150. Some (like Campanella) have called these three perfections of God the three primordialities. Many have even believed that there was therein a secret connexion with the Holy Trinity: that power relates to the Father, that is, to the source of Divinity, wisdom to the Eternal Word, which is called logos by the most sublime of the Evangelists, and will or Love to the Holy Spirit. Well-nigh all the expressions or comparisons derived from the nature of the intelligent substance tend that way.

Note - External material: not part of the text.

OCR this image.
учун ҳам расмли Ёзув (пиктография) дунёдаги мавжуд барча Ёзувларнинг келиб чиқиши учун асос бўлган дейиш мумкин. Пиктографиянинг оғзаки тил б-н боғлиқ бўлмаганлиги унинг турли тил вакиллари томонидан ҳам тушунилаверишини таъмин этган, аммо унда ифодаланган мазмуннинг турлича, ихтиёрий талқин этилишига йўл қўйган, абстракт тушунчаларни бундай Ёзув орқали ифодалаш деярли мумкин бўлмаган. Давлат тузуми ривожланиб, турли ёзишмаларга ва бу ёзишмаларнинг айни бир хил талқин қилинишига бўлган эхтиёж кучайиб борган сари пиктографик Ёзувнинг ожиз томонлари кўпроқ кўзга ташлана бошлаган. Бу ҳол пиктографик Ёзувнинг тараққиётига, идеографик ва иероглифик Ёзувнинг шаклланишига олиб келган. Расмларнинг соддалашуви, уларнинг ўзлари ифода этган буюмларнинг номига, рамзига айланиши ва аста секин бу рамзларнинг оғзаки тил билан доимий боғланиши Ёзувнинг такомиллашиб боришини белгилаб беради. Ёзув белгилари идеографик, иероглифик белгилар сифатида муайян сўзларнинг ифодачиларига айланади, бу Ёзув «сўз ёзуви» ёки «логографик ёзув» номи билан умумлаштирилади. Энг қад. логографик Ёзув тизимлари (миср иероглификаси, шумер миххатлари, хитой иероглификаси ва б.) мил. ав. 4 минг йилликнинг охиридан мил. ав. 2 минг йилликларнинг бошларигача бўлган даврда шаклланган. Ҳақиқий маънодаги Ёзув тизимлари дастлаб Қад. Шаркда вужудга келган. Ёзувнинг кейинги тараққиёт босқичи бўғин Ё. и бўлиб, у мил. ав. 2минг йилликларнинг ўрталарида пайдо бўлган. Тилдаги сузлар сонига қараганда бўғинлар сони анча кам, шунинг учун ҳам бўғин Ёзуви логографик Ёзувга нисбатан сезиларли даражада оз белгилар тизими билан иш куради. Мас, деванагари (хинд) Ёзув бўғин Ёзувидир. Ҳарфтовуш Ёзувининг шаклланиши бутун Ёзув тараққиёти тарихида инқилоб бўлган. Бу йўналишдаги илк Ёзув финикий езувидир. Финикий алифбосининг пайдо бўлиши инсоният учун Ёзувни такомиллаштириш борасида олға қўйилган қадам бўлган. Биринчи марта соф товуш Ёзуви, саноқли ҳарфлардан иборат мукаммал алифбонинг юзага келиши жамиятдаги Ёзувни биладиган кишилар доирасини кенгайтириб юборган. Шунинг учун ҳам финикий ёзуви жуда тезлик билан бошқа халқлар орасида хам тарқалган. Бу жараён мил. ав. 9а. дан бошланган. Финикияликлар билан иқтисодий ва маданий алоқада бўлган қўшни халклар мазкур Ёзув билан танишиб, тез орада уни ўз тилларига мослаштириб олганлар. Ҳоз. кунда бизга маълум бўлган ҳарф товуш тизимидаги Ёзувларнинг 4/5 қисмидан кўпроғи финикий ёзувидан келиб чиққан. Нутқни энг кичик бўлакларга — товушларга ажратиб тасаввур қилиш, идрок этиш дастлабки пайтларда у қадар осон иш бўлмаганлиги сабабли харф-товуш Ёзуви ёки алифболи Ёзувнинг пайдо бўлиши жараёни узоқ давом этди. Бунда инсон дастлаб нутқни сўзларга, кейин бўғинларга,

151. It seems to me that if M. Bayle had taken into account what I have just said of the principles of things, he would have answered his own questions, or at the least he would not have continued to ask, as he does in these which follow: 'If man is the work

of a single principle supremely good, supremely holy, supremely powerful, can he be subject to diseases, to cold, heat, hunger, thirst, pain, grief? Can he have so many evil tendencies? Can he commit so many crimes? Can supreme goodness produce an unhappy creature? Shall not supreme power, united to an infinite goodness, shower blessings upon its work, and shall it not banish all that might offend or grieve?' Prudentius in his Hamartigenia presented the same difficulty:

Si non vult Deus esse malum, cur non vetat? inquit.